Sure. Sure. Well, I can give you the duration of treatment and the answer is that we really have no updates. This is not something that's going to change quarter-to-quarter other than as we continue to say, it's being used match of disease progression in most nephrologists. So -- but as far as the payer response, it's a process, right? So we have been getting some meetings already with payers, you try to get as many touch points as you can.
So the first one came with top line data, then the full publication. And then we'll obviously have a new indication. And then followed by that, we're anticipating guidelines to be updated probably early next year, sometime in the first half of next year. So there's no changes of substance today that we really would discuss, but it's a process and I think we're pretty encouraged that in certain areas of management, some of the friction that's created is a direct result of the current label, okay? So I think that, that will change over time over the next 6 to 12 months as the label changes and guidelines change, but there's no set timing.
The next question comes from the line of Rami Katkhuda from LifeSci Capital.
I guess, in addition to the open-label extension, you previously mentioned the potential for post-marketing studies to evaluate longer-term dosing, combination, approaches, et cetera. I guess any update on that front and whether you still plan to pursue those opportunities?
No, I think that these are kind of normal discussions, obviously, that we have since we have a product on the market, but we haven't kind of resolved on anything specific yet. But obviously, there are quite a lot of conversations ongoing. And a lot of these are obviously also driven directly by nephrologists. They're keen to kind of use the product. They want to have some more information in terms of kind of various treatment paradigm.
So this is something that's a very kind of constructive and positive kind of conversation that we're having with nephrologists, but we haven't yet kind of firmly agreed on any specifics around that. But we would expect that we will obviously conduct some of those kind of Phase IV studies going forward. But in terms of -- so actually kind of in terms of data that we will kind of more formally release that really is the open-label extension, which we hope to be able to do in the first half of next year.
And then obviously, together with the setanaxib data that will also kind of happen in the first half of next year. So those are the kind of planned data releases for now. But we will keep you updated, obviously, as to when we kind of embark or have kind of all these releases clarified as to any kind of Phase IV trial.
The next question comes from the line of Johan Unnerus from Redeye.
Great. Can you hear me?
Yes.
Excellent. Just a follow-up to begin with, on the label review in the FDA meeting, is there any reason to not believe that they would align to your study design earlier? There's obviously a more narrow label in the conditional approval than in the study.
Yes. I mean again, I mean, I think that the data set is very clean and very straightforward. And as we've said, actually, we don't see -- we see a very consistent effect across the entire data set. So from that perspective, we wouldn't expect there to be any basis for limiting the population from that perspective.

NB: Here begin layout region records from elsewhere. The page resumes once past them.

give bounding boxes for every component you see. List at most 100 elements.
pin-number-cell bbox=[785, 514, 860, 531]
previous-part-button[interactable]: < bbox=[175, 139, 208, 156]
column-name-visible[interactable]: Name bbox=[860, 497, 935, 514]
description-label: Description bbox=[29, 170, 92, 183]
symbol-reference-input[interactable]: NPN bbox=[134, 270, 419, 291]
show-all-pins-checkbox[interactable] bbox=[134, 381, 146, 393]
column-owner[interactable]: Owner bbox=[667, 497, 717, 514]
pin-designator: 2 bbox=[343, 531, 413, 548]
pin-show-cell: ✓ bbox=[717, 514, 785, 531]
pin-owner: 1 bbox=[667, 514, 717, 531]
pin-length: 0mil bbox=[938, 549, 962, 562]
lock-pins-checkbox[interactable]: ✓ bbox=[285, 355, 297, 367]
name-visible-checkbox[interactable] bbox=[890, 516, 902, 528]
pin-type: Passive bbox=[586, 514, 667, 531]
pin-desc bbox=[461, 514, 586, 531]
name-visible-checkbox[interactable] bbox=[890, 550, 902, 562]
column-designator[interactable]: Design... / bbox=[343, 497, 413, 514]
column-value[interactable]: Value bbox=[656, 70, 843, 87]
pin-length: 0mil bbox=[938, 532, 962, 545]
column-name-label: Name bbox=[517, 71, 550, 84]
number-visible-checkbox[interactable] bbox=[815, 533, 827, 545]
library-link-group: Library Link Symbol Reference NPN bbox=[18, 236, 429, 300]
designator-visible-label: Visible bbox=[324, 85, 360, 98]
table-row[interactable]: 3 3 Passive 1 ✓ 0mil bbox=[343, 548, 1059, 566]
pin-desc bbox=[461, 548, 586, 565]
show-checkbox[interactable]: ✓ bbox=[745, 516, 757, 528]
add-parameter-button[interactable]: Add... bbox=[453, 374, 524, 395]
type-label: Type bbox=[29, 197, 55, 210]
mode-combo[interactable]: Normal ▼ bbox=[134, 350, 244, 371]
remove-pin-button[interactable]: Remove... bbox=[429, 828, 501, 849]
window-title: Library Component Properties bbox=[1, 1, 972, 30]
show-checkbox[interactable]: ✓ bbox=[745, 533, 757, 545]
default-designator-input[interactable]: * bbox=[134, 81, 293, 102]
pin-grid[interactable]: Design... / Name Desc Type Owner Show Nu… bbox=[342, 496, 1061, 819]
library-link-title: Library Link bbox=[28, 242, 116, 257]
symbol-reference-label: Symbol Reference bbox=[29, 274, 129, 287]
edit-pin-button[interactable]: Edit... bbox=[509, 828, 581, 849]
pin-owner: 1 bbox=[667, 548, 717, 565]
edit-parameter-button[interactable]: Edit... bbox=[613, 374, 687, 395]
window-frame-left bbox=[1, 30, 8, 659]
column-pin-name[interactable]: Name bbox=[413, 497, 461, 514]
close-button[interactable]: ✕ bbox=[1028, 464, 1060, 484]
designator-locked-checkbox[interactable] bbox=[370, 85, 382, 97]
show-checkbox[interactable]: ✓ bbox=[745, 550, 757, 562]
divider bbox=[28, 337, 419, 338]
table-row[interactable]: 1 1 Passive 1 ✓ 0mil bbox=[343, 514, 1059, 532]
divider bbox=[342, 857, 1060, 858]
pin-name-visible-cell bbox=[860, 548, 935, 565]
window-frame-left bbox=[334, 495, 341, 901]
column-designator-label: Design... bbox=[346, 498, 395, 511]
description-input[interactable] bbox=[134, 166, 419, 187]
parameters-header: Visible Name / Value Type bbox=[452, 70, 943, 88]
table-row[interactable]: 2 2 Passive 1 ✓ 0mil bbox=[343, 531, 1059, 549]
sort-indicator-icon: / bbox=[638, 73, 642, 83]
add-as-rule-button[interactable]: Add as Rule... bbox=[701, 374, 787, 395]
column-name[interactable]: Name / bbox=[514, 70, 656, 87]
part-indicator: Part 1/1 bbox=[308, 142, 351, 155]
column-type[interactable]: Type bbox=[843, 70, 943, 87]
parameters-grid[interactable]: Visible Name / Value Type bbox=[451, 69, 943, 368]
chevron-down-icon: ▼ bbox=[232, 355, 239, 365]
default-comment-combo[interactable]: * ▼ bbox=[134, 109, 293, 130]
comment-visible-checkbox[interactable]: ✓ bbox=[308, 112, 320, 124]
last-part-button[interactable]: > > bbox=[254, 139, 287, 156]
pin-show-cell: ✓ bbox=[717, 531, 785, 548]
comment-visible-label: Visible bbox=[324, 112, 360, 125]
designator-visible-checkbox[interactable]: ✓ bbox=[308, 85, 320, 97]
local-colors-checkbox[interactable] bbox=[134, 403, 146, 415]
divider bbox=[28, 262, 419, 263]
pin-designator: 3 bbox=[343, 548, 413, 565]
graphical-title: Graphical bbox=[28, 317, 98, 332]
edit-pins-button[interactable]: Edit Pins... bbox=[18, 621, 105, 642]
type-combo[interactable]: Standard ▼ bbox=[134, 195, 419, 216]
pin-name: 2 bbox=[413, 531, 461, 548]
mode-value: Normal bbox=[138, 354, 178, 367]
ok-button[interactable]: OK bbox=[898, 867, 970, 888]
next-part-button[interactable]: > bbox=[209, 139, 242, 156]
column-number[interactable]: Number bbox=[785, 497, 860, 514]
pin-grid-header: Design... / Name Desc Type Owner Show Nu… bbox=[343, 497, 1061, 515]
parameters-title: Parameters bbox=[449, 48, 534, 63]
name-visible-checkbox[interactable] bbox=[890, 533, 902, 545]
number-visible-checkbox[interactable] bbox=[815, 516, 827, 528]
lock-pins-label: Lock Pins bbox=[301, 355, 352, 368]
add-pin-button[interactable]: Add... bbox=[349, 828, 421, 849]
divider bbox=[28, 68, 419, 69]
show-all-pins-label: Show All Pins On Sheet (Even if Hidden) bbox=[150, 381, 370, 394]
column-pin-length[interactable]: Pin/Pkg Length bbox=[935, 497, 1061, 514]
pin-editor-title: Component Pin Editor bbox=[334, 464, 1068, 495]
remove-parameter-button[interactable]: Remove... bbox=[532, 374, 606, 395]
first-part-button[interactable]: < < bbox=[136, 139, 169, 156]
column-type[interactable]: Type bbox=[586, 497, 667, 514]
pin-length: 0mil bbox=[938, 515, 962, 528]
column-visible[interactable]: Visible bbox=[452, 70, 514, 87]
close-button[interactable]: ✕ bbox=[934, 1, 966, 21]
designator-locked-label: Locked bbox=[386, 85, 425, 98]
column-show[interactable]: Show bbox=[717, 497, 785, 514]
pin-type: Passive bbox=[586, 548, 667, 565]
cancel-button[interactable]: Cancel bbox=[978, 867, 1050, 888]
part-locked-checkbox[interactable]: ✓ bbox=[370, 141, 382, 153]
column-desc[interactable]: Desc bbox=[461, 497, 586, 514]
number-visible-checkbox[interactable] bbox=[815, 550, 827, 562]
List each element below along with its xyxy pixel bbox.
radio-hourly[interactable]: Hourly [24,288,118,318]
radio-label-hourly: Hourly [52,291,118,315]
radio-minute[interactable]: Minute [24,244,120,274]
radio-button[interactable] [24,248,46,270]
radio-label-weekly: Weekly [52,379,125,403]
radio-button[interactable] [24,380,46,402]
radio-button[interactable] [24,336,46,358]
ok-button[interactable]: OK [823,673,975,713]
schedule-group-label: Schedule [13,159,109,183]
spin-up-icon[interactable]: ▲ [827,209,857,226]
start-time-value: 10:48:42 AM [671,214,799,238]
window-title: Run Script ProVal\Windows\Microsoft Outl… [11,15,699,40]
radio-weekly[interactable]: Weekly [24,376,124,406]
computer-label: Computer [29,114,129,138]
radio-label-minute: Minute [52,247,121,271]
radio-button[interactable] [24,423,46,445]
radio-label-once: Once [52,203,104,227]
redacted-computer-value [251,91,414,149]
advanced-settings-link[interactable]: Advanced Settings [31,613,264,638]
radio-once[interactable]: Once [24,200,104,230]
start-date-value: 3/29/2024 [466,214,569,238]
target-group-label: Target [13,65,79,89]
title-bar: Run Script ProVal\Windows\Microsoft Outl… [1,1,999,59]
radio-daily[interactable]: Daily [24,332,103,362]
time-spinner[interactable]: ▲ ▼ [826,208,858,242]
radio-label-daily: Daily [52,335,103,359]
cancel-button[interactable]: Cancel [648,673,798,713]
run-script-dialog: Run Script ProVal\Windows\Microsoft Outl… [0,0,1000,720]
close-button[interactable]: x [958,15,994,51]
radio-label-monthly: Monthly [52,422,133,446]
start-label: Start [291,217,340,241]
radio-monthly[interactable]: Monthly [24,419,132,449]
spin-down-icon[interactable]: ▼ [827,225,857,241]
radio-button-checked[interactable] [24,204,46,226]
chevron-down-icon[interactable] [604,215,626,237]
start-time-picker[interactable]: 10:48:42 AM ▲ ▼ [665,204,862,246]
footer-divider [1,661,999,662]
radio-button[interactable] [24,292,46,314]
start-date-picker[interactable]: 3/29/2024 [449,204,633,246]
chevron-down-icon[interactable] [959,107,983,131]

Interesting. Yes. And also a follow-up regarding China, should we expect any milestone on the back of this approval?
Yes. We have milestones for China. But as earlier communicated, we don't see them as material in the view of the corporate -- the company's financing.
Okay. And also, if I may, on the profile of your unique subscribers and specialists as of today, would they be sort of normal across-the-board profile? Or would you say that you have tendency to have more larger centers or smaller centers? Or.....
I don't know, Andy, do you want to take that?
I think it's generally spread out. There's no real formula for that or give you anything that's of substance as far as differentiations through prescribing.
There are no more questions at this time. So I hand over back to Renee.
Thank you very much, and thank you all for listening and into this Q3 report, and we look forward to sharing our full year results as well as our Q4 numbers in due time. Thank you.
This concludes today's call. Thank you very much. Have a nice day. You may disconnect your lines.